Бен агрессивно закивал, и, протянув руку к кухонному столу, схватил кусок липкого теста и затолкал его в рот.
– Нельзя, не смей, – закричала Дотти, – подожди, пока испечется хлеб, и получишь свою долю. Выплюни скорей, иначе живот заболит.
– Сестра Беннет принесла немного яиц, – пробормотала Эмма, . – если он так голоден…
– Яйца на обед, – ответила Дотти. – Если им дать яйца сейчас, на потом не останется. Правильно я говорю, Мадам?
У дверей стояла Мад, которая, насколько было известно внучке, вообще не завтракала.
– Они старались, работали, надо им дать чего-нибудь. В буфете полно сухарей для Фолли, а нынче они ей уже не по зубам. Может, попробуем размочить немного сухарей?
Лицо Бена вытянулось. В ожидании поддержки он глянул на Колина, но одобрения не получил. Наоборот, всякие изменения в диете или распорядке дня вызывали у Колина воодушевление. Кроме того, он никогда не испытывал голода.
– Давайте попробуем, – восторженно заявил он, – поиграем в псарню. Встанем все на четвереньки, будем псами тявкающими, а Мадам и Дотти пусть разложат сухари по мискам и кормят нас.
Бену только скажи, – но, как ни странно, старшие мальчишки тоже последовали совету Колина. Тявканье, скулеж и лай наполнили кухню, по полу стучали и скребли – до тех пор пока Мад, зажав уши ладонями, вдруг не перестала смеяться, – и Эмма, проследив за ее взглядом, заметила, что она смотрит в окно.
– Кто эти люди? – сказала Мад. – Что им надо? Тявканье оборвалось. Все подбежали к окну. Через небольшую рощицу у подъездной аллеи брели двое мужчин. Один из них нес топор, другой – пилу.
– Это не морские пехотинцы, они не в форме, – сказала Мад. – Энди, пойди выясни, что они хотят.
Что-то знакомое сквозило в фигуре с пилой – высокий, дородный человек в кожаной куртке.
– Да это мистер Либби, – удивленно произнесла Эмма, – и его помощник. Я пойду поговорю с ними.

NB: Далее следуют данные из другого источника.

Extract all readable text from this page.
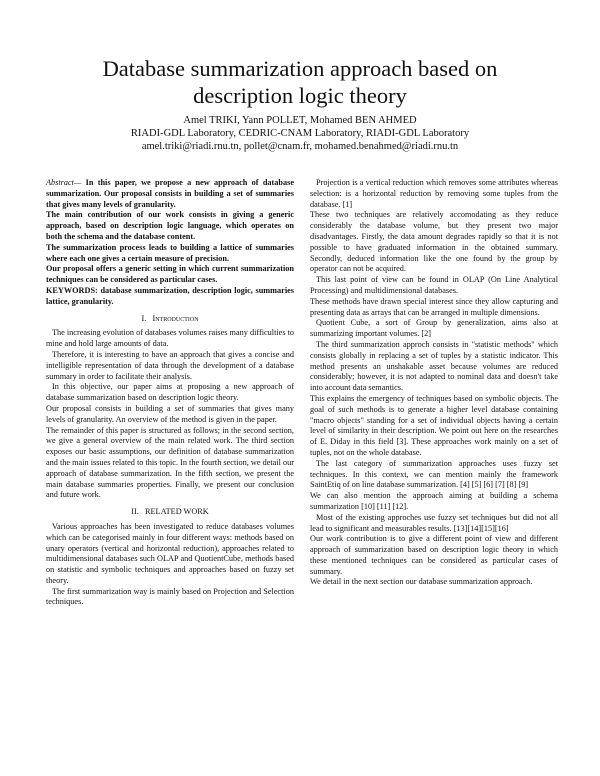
Database summarization approach based on
description logic theory
Amel TRIKI, Yann POLLET, Mohamed BEN AHMED
RIADI-GDL Laboratory, CEDRIC-CNAM Laboratory, RIADI-GDL Laboratory
amel.triki@riadi.rnu.tn, pollet@cnam.fr, mohamed.benahmed@riadi.rnu.tn

Abstract— In this paper, we propose a new approach of database summarization. Our proposal consists in building a set of summaries that gives many levels of granularity.

The main contribution of our work consists in giving a generic approach, based on description logic language, which operates on both the schema and the database content.

The summarization process leads to building a lattice of summaries where each one gives a certain measure of precision.

Our proposal offers a generic setting in which current summarization techniques can be considered as particular cases.

KEYWORDS: database summarization, description logic, summaries lattice, granularity.

I. Introduction

The increasing evolution of databases volumes raises many difficulties to mine and hold large amounts of data.

Therefore, it is interesting to have an approach that gives a concise and intelligible representation of data through the development of a database summary in order to facilitate their analysis.

In this objective, our paper aims at proposing a new approach of database summarization based on description logic theory.

Our proposal consists in building a set of summaries that gives many levels of granularity. An overview of the method is given in the paper.

The remainder of this paper is structured as follows; in the second section, we give a general overview of the main related work. The third section exposes our basic assumptions, our definition of database summarization and the main issues related to this topic. In the fourth section, we detail our approach of database summarization. In the fifth section, we present the main database summaries properties. Finally, we present our conclusion and future work.

II. RELATED WORK

Various approaches has been investigated to reduce databases volumes which can be categorised mainly in four different ways: methods based on unary operators (vertical and horizontal reduction), approaches related to multidimensional databases such OLAP and QuotientCube, methods based on statistic and symbolic techniques and approaches based on fuzzy set theory.

The first summarization way is mainly based on Projection and Selection techniques.

Projection is a vertical reduction which removes some attributes whereas selection: is a horizontal reduction by removing some tuples from the database. [1]

These two techniques are relatively accomodating as they reduce considerably the database volume, but they present two major disadvantages. Firstly, the data amount degrades rapidly so that it is not possible to have graduated information in the obtained summary. Secondly, deduced information like the one found by the group by operator can not be acquired.

This last point of view can be found in OLAP (On Line Analytical Processing) and multidimensional databases.

These methods have drawn special interest since they allow capturing and presenting data as arrays that can be arranged in multiple dimensions.

Quotient Cube, a sort of Group by generalization, aims also at summarizing important volumes. [2]

The third summarization approch consists in "statistic methods" which consists globally in replacing a set of tuples by a statistic indicator. This method presents an unshakable asset because volumes are reduced considerably; however, it is not adapted to nominal data and doesn't take into account data semantics.

This explains the emergency of techniques based on symbolic objects. The goal of such methods is to generate a higher level database containing "macro objects" standing for a set of individual objects having a certain level of similarity in their description. We point out here on the researches of E. Diday in this field [3]. These approaches work mainly on a set of tuples, not on the whole database.

The last category of summarization approaches uses fuzzy set techniques. In this context, we can mention mainly the framework SaintEtiq of on line database summarization. [4] [5] [6] [7] [8] [9]

We can also mention the approach aiming at building a schema summarization [10] [11] [12].

Most of the existing approches use fuzzy set techniques but did not all lead to significant and measurables results. [13][14][15][16]

Our work contribution is to give a different point of view and different approach of summarization based on description logic theory in which these mentioned techniques can be considered as particular cases of summary.

We detail in the next section our database summarization approach.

Она сбежала вниз по ступенькам и через боковую дверь вышла во двор. Энди уже был на полпути по подъездной аллее. Увидев Эмму, он остановился и подождал ее. Он тоже узнал хозяина «Приюта моряка».
– Он у поленницы, что Джо сложил для Тремба-тов, – сообщил Энди. – Помнишь, дрова, которые пойдут в обмен на молоко и яйца?

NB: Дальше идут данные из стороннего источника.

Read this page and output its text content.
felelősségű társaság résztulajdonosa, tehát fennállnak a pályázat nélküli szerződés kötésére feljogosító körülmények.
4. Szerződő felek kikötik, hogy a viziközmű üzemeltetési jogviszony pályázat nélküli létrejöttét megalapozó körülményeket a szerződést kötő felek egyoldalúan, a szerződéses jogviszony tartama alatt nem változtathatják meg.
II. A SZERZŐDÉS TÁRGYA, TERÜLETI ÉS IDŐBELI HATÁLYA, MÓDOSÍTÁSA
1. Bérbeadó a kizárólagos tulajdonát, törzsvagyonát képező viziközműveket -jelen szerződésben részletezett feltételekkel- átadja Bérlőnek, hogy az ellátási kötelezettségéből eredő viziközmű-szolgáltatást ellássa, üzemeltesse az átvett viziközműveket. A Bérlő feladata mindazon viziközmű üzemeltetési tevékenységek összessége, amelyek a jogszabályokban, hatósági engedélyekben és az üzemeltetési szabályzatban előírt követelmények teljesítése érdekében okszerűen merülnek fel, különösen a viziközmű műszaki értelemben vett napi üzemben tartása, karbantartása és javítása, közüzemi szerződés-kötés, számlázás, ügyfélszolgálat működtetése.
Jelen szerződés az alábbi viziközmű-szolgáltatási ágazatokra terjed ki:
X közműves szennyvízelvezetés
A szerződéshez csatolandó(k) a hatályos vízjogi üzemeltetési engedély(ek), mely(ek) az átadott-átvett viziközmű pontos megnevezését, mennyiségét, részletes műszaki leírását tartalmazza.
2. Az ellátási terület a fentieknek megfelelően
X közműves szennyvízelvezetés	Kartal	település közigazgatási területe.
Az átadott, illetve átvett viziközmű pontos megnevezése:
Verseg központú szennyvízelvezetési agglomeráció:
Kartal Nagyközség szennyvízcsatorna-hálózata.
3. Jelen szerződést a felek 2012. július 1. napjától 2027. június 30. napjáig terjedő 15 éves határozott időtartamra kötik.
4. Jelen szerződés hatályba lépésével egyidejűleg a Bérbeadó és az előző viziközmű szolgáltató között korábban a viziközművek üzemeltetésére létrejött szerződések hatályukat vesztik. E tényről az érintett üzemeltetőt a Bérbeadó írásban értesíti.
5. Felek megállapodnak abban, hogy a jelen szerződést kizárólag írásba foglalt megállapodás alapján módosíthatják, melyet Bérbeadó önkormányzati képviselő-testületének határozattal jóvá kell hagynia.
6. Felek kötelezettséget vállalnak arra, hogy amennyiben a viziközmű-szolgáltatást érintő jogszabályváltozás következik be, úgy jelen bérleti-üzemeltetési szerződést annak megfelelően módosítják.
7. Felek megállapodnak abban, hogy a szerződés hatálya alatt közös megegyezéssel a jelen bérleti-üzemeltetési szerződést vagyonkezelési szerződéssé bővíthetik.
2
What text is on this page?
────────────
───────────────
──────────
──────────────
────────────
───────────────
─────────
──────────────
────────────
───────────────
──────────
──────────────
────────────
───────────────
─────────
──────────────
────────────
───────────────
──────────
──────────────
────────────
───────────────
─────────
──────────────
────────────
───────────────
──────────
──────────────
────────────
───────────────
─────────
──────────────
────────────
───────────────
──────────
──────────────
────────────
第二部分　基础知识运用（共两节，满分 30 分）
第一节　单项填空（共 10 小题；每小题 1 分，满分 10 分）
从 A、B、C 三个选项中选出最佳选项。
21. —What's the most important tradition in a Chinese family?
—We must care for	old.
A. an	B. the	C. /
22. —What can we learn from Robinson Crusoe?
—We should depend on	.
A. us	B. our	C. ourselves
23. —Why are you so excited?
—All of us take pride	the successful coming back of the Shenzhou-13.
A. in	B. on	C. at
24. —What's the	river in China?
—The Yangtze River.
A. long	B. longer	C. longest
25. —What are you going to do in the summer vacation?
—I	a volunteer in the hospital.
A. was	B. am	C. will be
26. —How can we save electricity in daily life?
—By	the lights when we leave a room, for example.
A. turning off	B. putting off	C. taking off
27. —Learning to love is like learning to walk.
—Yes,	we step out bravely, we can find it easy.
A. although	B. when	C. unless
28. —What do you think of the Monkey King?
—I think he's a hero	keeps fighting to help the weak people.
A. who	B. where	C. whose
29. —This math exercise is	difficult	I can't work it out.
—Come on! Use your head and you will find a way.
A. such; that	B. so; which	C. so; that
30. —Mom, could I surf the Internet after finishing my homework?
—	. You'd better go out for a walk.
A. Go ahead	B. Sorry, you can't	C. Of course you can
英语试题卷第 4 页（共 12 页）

Эмма продиралась сквозь кусты, но мистер Либби не обратил на нее внимания. Он и его помощник складывали дрова в мешки.
– Простите, – сказала Эмма, – но моей бабушке хотелось бы знать, что вы здесь делаете.
Хозяин трактира посмотрел на Эмму. Выглядел он весьма неухоженно. Он не брился, и щеки его покрывала седая щетина.

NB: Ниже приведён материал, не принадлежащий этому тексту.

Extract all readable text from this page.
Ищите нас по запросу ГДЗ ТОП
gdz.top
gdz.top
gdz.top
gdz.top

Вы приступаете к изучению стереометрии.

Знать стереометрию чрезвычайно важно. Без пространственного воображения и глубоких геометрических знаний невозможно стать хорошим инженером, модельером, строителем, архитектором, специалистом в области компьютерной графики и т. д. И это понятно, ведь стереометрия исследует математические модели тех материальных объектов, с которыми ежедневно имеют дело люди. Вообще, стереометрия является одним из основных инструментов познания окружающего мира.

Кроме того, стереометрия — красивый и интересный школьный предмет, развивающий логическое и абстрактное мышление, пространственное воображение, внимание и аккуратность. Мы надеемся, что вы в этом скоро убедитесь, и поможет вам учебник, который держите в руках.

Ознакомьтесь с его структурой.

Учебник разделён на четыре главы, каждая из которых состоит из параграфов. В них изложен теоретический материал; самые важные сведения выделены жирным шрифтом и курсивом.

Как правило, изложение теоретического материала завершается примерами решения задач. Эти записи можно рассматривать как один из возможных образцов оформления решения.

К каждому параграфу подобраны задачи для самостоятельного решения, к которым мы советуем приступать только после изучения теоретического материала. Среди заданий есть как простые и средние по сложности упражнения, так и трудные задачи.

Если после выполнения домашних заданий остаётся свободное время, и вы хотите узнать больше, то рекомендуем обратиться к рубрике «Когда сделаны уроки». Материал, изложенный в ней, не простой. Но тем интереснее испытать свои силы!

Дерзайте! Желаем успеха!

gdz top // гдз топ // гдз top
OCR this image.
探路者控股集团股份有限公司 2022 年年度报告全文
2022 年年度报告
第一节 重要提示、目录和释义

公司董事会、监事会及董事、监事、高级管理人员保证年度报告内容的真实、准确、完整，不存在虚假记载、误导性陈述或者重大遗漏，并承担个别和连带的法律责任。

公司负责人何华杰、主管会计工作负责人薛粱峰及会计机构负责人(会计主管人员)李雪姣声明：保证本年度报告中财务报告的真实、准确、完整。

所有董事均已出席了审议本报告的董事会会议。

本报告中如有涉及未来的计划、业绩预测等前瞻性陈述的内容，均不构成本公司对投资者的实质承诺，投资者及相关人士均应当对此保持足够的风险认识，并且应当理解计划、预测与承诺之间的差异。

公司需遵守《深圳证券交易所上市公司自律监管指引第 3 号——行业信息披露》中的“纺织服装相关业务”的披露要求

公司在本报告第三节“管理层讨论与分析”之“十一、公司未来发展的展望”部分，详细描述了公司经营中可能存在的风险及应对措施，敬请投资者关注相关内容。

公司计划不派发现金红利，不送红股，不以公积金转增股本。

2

– У вас больше дров, чем вам нужно, – сказал он. – Пора и остальным получить свою долю.
– Извините, но эти дрова предназначены не вам.
– Ах, неужели? Что ж, кто первым поспел, тот и смел. Теперь каждый за себя. Почему вам должно быть тепло, когда мы мерзнем? Давай, Гарри, набивай мешки, потом вернемся и еще унесем.
– Мистер Либби, – настаивала Эмма, – говорю вам, эти дрова мы уже обещали другим людям. Мы ждем только возвращения Джо и Терри. Эти дрова для фермы.
Мистер Либби засмеялся. Это был неприятный смех, резкий, насмешливый. Исчезла подобострастная манера, тон, выбранный при продаже калифорнийского вина.
– Не скоро вы увидите своих парней, так же как и Пегги не скоро увидит своего Джека. Люди, мешающие королеве, должны быть наказаны, а если они еще и подстрекают к саботажу, то заслуживают и расстрела. – Он приостановил речь, чтобы срубить деревце. – А страдать приходится нам, – он ударил себя в грудь, – честным законопослушным гражданам, у которых отключают воду и электричество, лишают любимого дела и дохода – из-за таких людей, как вы. Хорошо тем, у кого, как у твоей бабушки, в банке целая куча денег. А я? В моем заведении, с тех пор как ввели ограничения, не побывал ни один клиент!